Population deflation

 

with birthrates below population replacement levels in many countries, the greatest threat to human existence is not too many people but too few. By Nick Cater.

The reasons for Australia’s declining birthrate are difficult to explain in a tabloid headline, but the Sydney Morning Herald gave it a go last Wednesday.

“House prices blamed for Australia’s lowest birthrate on record,” read the front-page banner. Australian National University demographer Liz Allen told the newspaper: “Housing affordability, economic insecurity, gender inequality and climate boiling – that’s a recipe for the most effective contraceptive ever.”

If only life were so simple. The birthrate has been falling since 1959 when the average house in Sydney was less than $10,000 – $182,000 in today’s money. If there was an inverse relationship between house prices and births, the Poles would have more babies than we do since Poland has some of the most affordable housing in the OECD. The birthrate in Poland is 1.5, the same as in Australia.

Economic insecurity and gender inequality are equally improbable explanations. Australia is the tenth-most prosperous country in the world, as measured by GDP per capita. Yet the highest birthrates in the world are in sub-Saharan Africa, where people are among the world’s poorest. Chad, Mali and the Democratic Republic of Congo sit at the bottom of the World Economic Forum’s Global Gender Gap Index but rank among the 10 most fertile populations in the world.

Allen may be on to something with climate change, however. Performative childlessness has been popular in catastrophist circles for some time. The Birthstrike Movement’s website sets the misanthropic tone: “You can protect children while fighting climate change and systematic corruption by refusing to procreate!”

Yet population deflation is no longer just a First World problem. Birthrates have been falling almost everywhere since the 1960s. Birthrates have fallen below the World Bank’s nominal replacement rate of 2.3 in almost every Asian country, including India (2) and China (1.3). Thailand’s birthrate in 1960 was 6.1. By 2022, it dropped to 1.3.

The global birthrate has been hovering around the replacement rate since 2019, justifying the title of British demographer Paul Morland’s recent book, No One Left: Why the World Needs More Children. Moreland avoids the common trap of offering a simple explanation for complex phenomena. The link between rising prosperity and declining birthrates is at best a rule of thumb. It fails to explain for example why the fertility rate in Kenya (3.3 in 2022) has fallen much faster than in Nigeria (5.2) despite Nigeria’s more robust GDP per capita growth.

Education plays a part. In Western countries, however, the gap between the fertility rates of non-tertiary and tertiary-educated women is closing, and recent evidence shows that highly educated women are more likely to have children than those who merely have a bachelor degree.

Moreland concludes: “Whenever you think you have nailed some fundamental cause, an exception will present itself.”

One of the immediate consequences of falling birthrates is a worldwide labour shortage. In Russia, where the population has been in slow decline since the start of the century, the shortage of workers is one of the factors hindering operations in Ukraine.
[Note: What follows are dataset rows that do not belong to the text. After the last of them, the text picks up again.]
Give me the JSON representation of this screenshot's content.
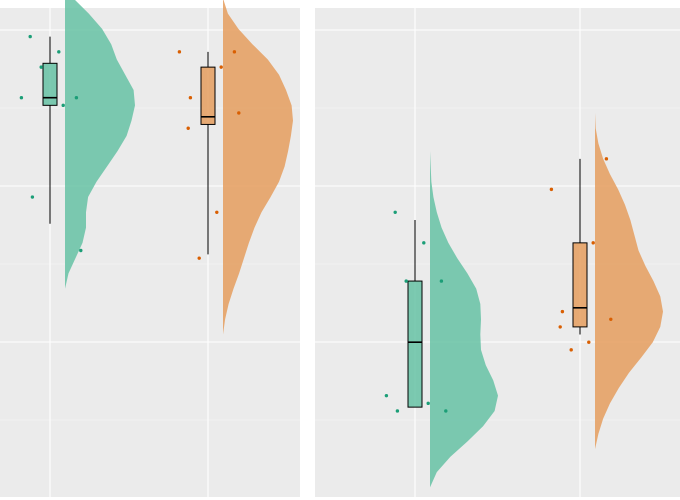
{
  "chart_data": [
    {
      "type": "raincloud",
      "panel": "left",
      "grid": true,
      "y_range": [
        0.8,
        7.2
      ],
      "series": [
        {
          "slot": 0,
          "color": "#66c2a5",
          "point_color": "#1b9e77",
          "box": {
            "q1": 5.9,
            "median": 6.0,
            "q3": 6.45,
            "whisker_low": 4.35,
            "whisker_high": 6.8
          },
          "points": [
            6.8,
            6.6,
            6.4,
            6.0,
            6.0,
            5.9,
            4.7,
            4.0
          ],
          "density": [
            [
              3.5,
              0.0
            ],
            [
              3.7,
              0.05
            ],
            [
              3.9,
              0.15
            ],
            [
              4.1,
              0.25
            ],
            [
              4.3,
              0.3
            ],
            [
              4.5,
              0.3
            ],
            [
              4.7,
              0.33
            ],
            [
              4.9,
              0.45
            ],
            [
              5.1,
              0.6
            ],
            [
              5.3,
              0.75
            ],
            [
              5.5,
              0.88
            ],
            [
              5.7,
              0.95
            ],
            [
              5.9,
              1.0
            ],
            [
              6.1,
              0.98
            ],
            [
              6.3,
              0.86
            ],
            [
              6.5,
              0.74
            ],
            [
              6.7,
              0.66
            ],
            [
              6.9,
              0.53
            ],
            [
              7.1,
              0.34
            ],
            [
              7.3,
              0.12
            ],
            [
              7.5,
              0.0
            ]
          ]
        },
        {
          "slot": 1,
          "color": "#e59d5e",
          "point_color": "#d95f02",
          "box": {
            "q1": 5.65,
            "median": 5.75,
            "q3": 6.4,
            "whisker_low": 3.95,
            "whisker_high": 6.6
          },
          "points": [
            6.6,
            6.6,
            6.4,
            6.0,
            5.8,
            5.6,
            4.5,
            3.9
          ],
          "density": [
            [
              2.9,
              0.0
            ],
            [
              3.1,
              0.03
            ],
            [
              3.3,
              0.08
            ],
            [
              3.5,
              0.15
            ],
            [
              3.7,
              0.23
            ],
            [
              3.9,
              0.3
            ],
            [
              4.1,
              0.37
            ],
            [
              4.3,
              0.45
            ],
            [
              4.5,
              0.55
            ],
            [
              4.7,
              0.68
            ],
            [
              4.9,
              0.8
            ],
            [
              5.1,
              0.88
            ],
            [
              5.3,
              0.93
            ],
            [
              5.5,
              0.97
            ],
            [
              5.7,
              1.0
            ],
            [
              5.9,
              0.98
            ],
            [
              6.1,
              0.9
            ],
            [
              6.3,
              0.8
            ],
            [
              6.5,
              0.64
            ],
            [
              6.7,
              0.42
            ],
            [
              6.9,
              0.22
            ],
            [
              7.1,
              0.07
            ],
            [
              7.3,
              0.0
            ]
          ]
        }
      ]
    },
    {
      "type": "raincloud",
      "panel": "right",
      "grid": true,
      "y_range": [
        0.8,
        7.2
      ],
      "series": [
        {
          "slot": 0,
          "color": "#66c2a5",
          "point_color": "#1b9e77",
          "box": {
            "q1": 1.95,
            "median": 2.8,
            "q3": 3.6,
            "whisker_low": 1.95,
            "whisker_high": 4.4
          },
          "points": [
            4.5,
            4.1,
            3.6,
            3.6,
            2.1,
            2.0,
            1.9,
            1.9
          ],
          "density": [
            [
              0.9,
              0.0
            ],
            [
              1.1,
              0.1
            ],
            [
              1.3,
              0.3
            ],
            [
              1.5,
              0.55
            ],
            [
              1.7,
              0.78
            ],
            [
              1.9,
              0.95
            ],
            [
              2.1,
              1.0
            ],
            [
              2.3,
              0.93
            ],
            [
              2.5,
              0.82
            ],
            [
              2.7,
              0.75
            ],
            [
              2.9,
              0.74
            ],
            [
              3.1,
              0.75
            ],
            [
              3.3,
              0.74
            ],
            [
              3.5,
              0.68
            ],
            [
              3.7,
              0.55
            ],
            [
              3.9,
              0.4
            ],
            [
              4.1,
              0.27
            ],
            [
              4.3,
              0.17
            ],
            [
              4.5,
              0.1
            ],
            [
              4.7,
              0.05
            ],
            [
              4.9,
              0.02
            ],
            [
              5.1,
              0.01
            ],
            [
              5.3,
              0.0
            ]
          ]
        },
        {
          "slot": 1,
          "color": "#e59d5e",
          "point_color": "#d95f02",
          "box": {
            "q1": 3.0,
            "median": 3.25,
            "q3": 4.1,
            "whisker_low": 2.9,
            "whisker_high": 5.2
          },
          "points": [
            5.2,
            4.8,
            4.1,
            3.2,
            3.1,
            3.0,
            2.8,
            2.7
          ],
          "density": [
            [
              1.4,
              0.0
            ],
            [
              1.6,
              0.05
            ],
            [
              1.8,
              0.12
            ],
            [
              2.0,
              0.22
            ],
            [
              2.2,
              0.35
            ],
            [
              2.4,
              0.5
            ],
            [
              2.6,
              0.68
            ],
            [
              2.8,
              0.85
            ],
            [
              3.0,
              0.96
            ],
            [
              3.2,
              1.0
            ],
            [
              3.4,
              0.96
            ],
            [
              3.6,
              0.86
            ],
            [
              3.8,
              0.74
            ],
            [
              4.0,
              0.64
            ],
            [
              4.2,
              0.58
            ],
            [
              4.4,
              0.52
            ],
            [
              4.6,
              0.44
            ],
            [
              4.8,
              0.34
            ],
            [
              5.0,
              0.22
            ],
            [
              5.2,
              0.12
            ],
            [
              5.4,
              0.05
            ],
            [
              5.6,
              0.01
            ],
            [
              5.8,
              0.0
            ]
          ]
        }
      ]
    }
  ]
}
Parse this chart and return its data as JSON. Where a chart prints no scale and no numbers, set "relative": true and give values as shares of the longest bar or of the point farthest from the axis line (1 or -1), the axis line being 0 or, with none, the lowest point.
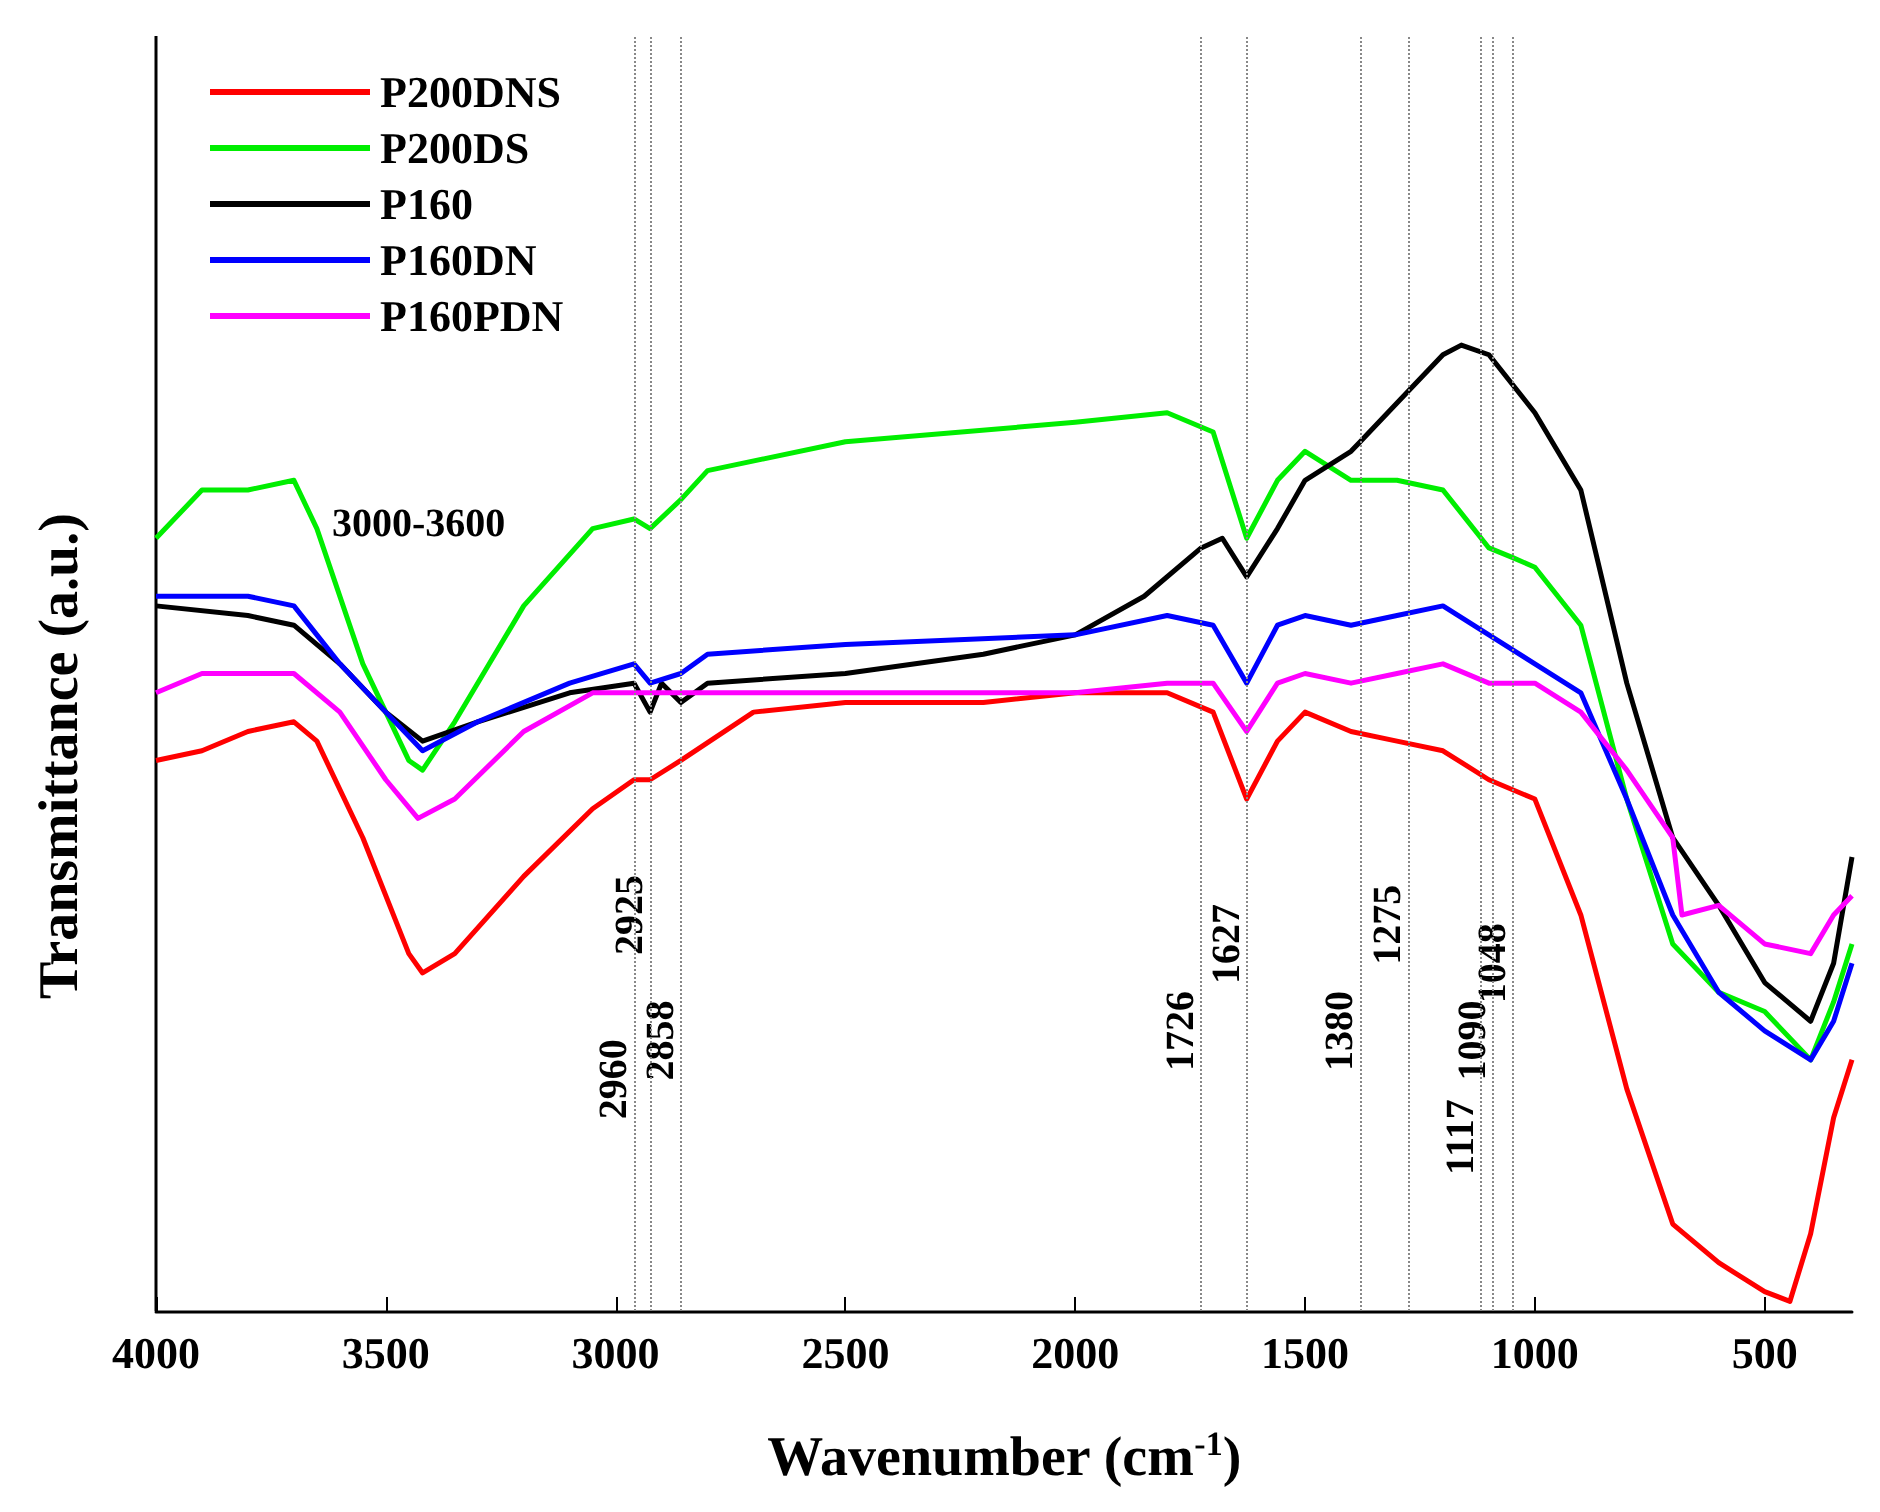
{
  "chart_data": {
    "type": "line",
    "relative": true,
    "xlabel": "Wavenumber (cm$^{-1}$)",
    "ylabel": "Transmittance (a.u.)",
    "xlim": [
      4000,
      310
    ],
    "xticks": [
      4000,
      3500,
      3000,
      2500,
      2000,
      1500,
      1000,
      500
    ],
    "legend": "top left",
    "grid": false,
    "marker": "none",
    "series": [
      {
        "name": "P200DNS",
        "color": "#ff0000",
        "x": [
          4000,
          3900,
          3800,
          3700,
          3650,
          3550,
          3450,
          3420,
          3350,
          3200,
          3050,
          2960,
          2925,
          2858,
          2700,
          2500,
          2200,
          2000,
          1800,
          1700,
          1627,
          1560,
          1500,
          1400,
          1300,
          1200,
          1100,
          1000,
          900,
          800,
          700,
          600,
          500,
          445,
          400,
          350,
          310
        ],
        "values": [
          0.57,
          0.58,
          0.6,
          0.61,
          0.59,
          0.49,
          0.37,
          0.35,
          0.37,
          0.45,
          0.52,
          0.55,
          0.55,
          0.57,
          0.62,
          0.63,
          0.63,
          0.64,
          0.64,
          0.62,
          0.53,
          0.59,
          0.62,
          0.6,
          0.59,
          0.58,
          0.55,
          0.53,
          0.41,
          0.23,
          0.09,
          0.05,
          0.02,
          0.01,
          0.08,
          0.2,
          0.26
        ]
      },
      {
        "name": "P200DS",
        "color": "#00ee00",
        "x": [
          4000,
          3900,
          3800,
          3700,
          3650,
          3550,
          3450,
          3420,
          3350,
          3200,
          3050,
          2960,
          2925,
          2858,
          2800,
          2500,
          2000,
          1800,
          1700,
          1627,
          1560,
          1500,
          1400,
          1300,
          1200,
          1100,
          1048,
          1000,
          900,
          800,
          700,
          600,
          500,
          400,
          350,
          310
        ],
        "values": [
          0.8,
          0.85,
          0.85,
          0.86,
          0.81,
          0.67,
          0.57,
          0.56,
          0.61,
          0.73,
          0.81,
          0.82,
          0.81,
          0.84,
          0.87,
          0.9,
          0.92,
          0.93,
          0.91,
          0.8,
          0.86,
          0.89,
          0.86,
          0.86,
          0.85,
          0.79,
          0.78,
          0.77,
          0.71,
          0.53,
          0.38,
          0.33,
          0.31,
          0.26,
          0.32,
          0.38
        ]
      },
      {
        "name": "P160",
        "color": "#000000",
        "x": [
          4000,
          3800,
          3700,
          3600,
          3500,
          3420,
          3300,
          3100,
          2960,
          2925,
          2900,
          2858,
          2800,
          2500,
          2200,
          2000,
          1850,
          1726,
          1680,
          1627,
          1560,
          1500,
          1400,
          1380,
          1300,
          1200,
          1160,
          1100,
          1000,
          900,
          800,
          700,
          600,
          500,
          400,
          350,
          310
        ],
        "values": [
          0.73,
          0.72,
          0.71,
          0.67,
          0.62,
          0.59,
          0.61,
          0.64,
          0.65,
          0.62,
          0.65,
          0.63,
          0.65,
          0.66,
          0.68,
          0.7,
          0.74,
          0.79,
          0.8,
          0.76,
          0.81,
          0.86,
          0.89,
          0.9,
          0.94,
          0.99,
          1,
          0.99,
          0.93,
          0.85,
          0.65,
          0.49,
          0.42,
          0.34,
          0.3,
          0.36,
          0.47
        ]
      },
      {
        "name": "P160DN",
        "color": "#0000ff",
        "x": [
          4000,
          3800,
          3700,
          3600,
          3500,
          3420,
          3300,
          3100,
          2960,
          2925,
          2858,
          2800,
          2500,
          2000,
          1800,
          1700,
          1627,
          1560,
          1500,
          1400,
          1300,
          1200,
          1100,
          1000,
          900,
          800,
          700,
          600,
          500,
          400,
          350,
          310
        ],
        "values": [
          0.74,
          0.74,
          0.73,
          0.67,
          0.62,
          0.58,
          0.61,
          0.65,
          0.67,
          0.65,
          0.66,
          0.68,
          0.69,
          0.7,
          0.72,
          0.71,
          0.65,
          0.71,
          0.72,
          0.71,
          0.72,
          0.73,
          0.7,
          0.67,
          0.64,
          0.53,
          0.41,
          0.33,
          0.29,
          0.26,
          0.3,
          0.36
        ]
      },
      {
        "name": "P160PDN",
        "color": "#ff00ff",
        "x": [
          4000,
          3900,
          3800,
          3700,
          3600,
          3500,
          3430,
          3350,
          3200,
          3050,
          2960,
          2800,
          2500,
          2000,
          1800,
          1700,
          1627,
          1560,
          1500,
          1400,
          1300,
          1200,
          1100,
          1000,
          900,
          800,
          700,
          680,
          600,
          500,
          400,
          350,
          310
        ],
        "values": [
          0.64,
          0.66,
          0.66,
          0.66,
          0.62,
          0.55,
          0.51,
          0.53,
          0.6,
          0.64,
          0.64,
          0.64,
          0.64,
          0.64,
          0.65,
          0.65,
          0.6,
          0.65,
          0.66,
          0.65,
          0.66,
          0.67,
          0.65,
          0.65,
          0.62,
          0.56,
          0.49,
          0.41,
          0.42,
          0.38,
          0.37,
          0.41,
          0.43
        ]
      }
    ],
    "ref_lines": [
      {
        "axis": "x",
        "value": 2960,
        "color": "#888888",
        "line_style": "dotted"
      },
      {
        "axis": "x",
        "value": 2925,
        "color": "#888888",
        "line_style": "dotted"
      },
      {
        "axis": "x",
        "value": 2858,
        "color": "#888888",
        "line_style": "dotted"
      },
      {
        "axis": "x",
        "value": 1726,
        "color": "#888888",
        "line_style": "dotted"
      },
      {
        "axis": "x",
        "value": 1627,
        "color": "#888888",
        "line_style": "dotted"
      },
      {
        "axis": "x",
        "value": 1380,
        "color": "#888888",
        "line_style": "dotted"
      },
      {
        "axis": "x",
        "value": 1275,
        "color": "#888888",
        "line_style": "dotted"
      },
      {
        "axis": "x",
        "value": 1117,
        "color": "#888888",
        "line_style": "dotted"
      },
      {
        "axis": "x",
        "value": 1090,
        "color": "#888888",
        "line_style": "dotted"
      },
      {
        "axis": "x",
        "value": 1048,
        "color": "#888888",
        "line_style": "dotted"
      }
    ],
    "annotations": [
      "3000-3600",
      {
        "text": "2960",
        "x": 2960,
        "y": 0.24
      },
      {
        "text": "2925",
        "x": 2925,
        "y": 0.41
      },
      {
        "text": "2858",
        "x": 2858,
        "y": 0.28
      },
      {
        "text": "1726",
        "x": 1726,
        "y": 0.29
      },
      {
        "text": "1627",
        "x": 1627,
        "y": 0.38
      },
      {
        "text": "1380",
        "x": 1380,
        "y": 0.29
      },
      {
        "text": "1275",
        "x": 1275,
        "y": 0.4
      },
      {
        "text": "1117",
        "x": 1117,
        "y": 0.18
      },
      {
        "text": "1090",
        "x": 1090,
        "y": 0.28
      },
      {
        "text": "1048",
        "x": 1048,
        "y": 0.36
      }
    ]
  }
}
The UK Daily Telegraph summed it up in a black headline last year: “Russia running out of single-use soldiers”. The fiscal implications of the rising dependency ratio – the size of the working-age population compared to the number of retirees – were outlined in Treasury’s inaugural Intergenerational Report commissioned by Peter Costello in 2002. Yet governments are spending more, not less.

Immigration has delayed population decline in Australia as in much of the developed world. Yet it is doubtful if immigration can be sustained at the current inflated rate without damaging the social fabric, and we must expect the pool of potential skilled migrants to shrink as opportunities grow for doctors, IT experts and engineers in their countries of birth.

The trend isn’t likely to turn anytime soon. “Quite the contrary,” writes Morland. “There are many reasons to think that the fertility rate of the cohort now coming to potential parenthood, Generation Z, will be lower still than that of those who preceded them.”

He notes a distinct change in attitude among increasing numbers of young adults who, in addition to delaying having children, seem not to want them at all. This points to a generational change, “which almost guarantees that fertility rates will fall further in the coming decades”.

Moreland’s book is a comprehensive refutation of Paul Ehrlich’s 1968 bestseller, The Population Bomb, one of the foundational texts of modern environmentalism. Catastrophists may never accept the premise that the greatest threat to human existence is not too many people but too few.

Moreland offers a dystopian glimpse of the future in his account of the Korean Republic, which in 2022 recorded a birthrate of 0.8, the lowest in the world. This means each generation will be approximately 40 per cent the size of the one it succeeds. If the trend continues, the population of Korea will fall by 90 per cent over three generations.

Korea is far from the only country in the demographic death zone. Nations as diverse as Puerto Rico (0.9), Singapore (1.0), Spain, China, and Italy (1.2) are not far behind.

Our best hope is to persuade the environmentally anxious millennials and Generation Z to stop fretting about stranded polar bears and get busy making babies. If present trends continue, the next great extinction may be our own.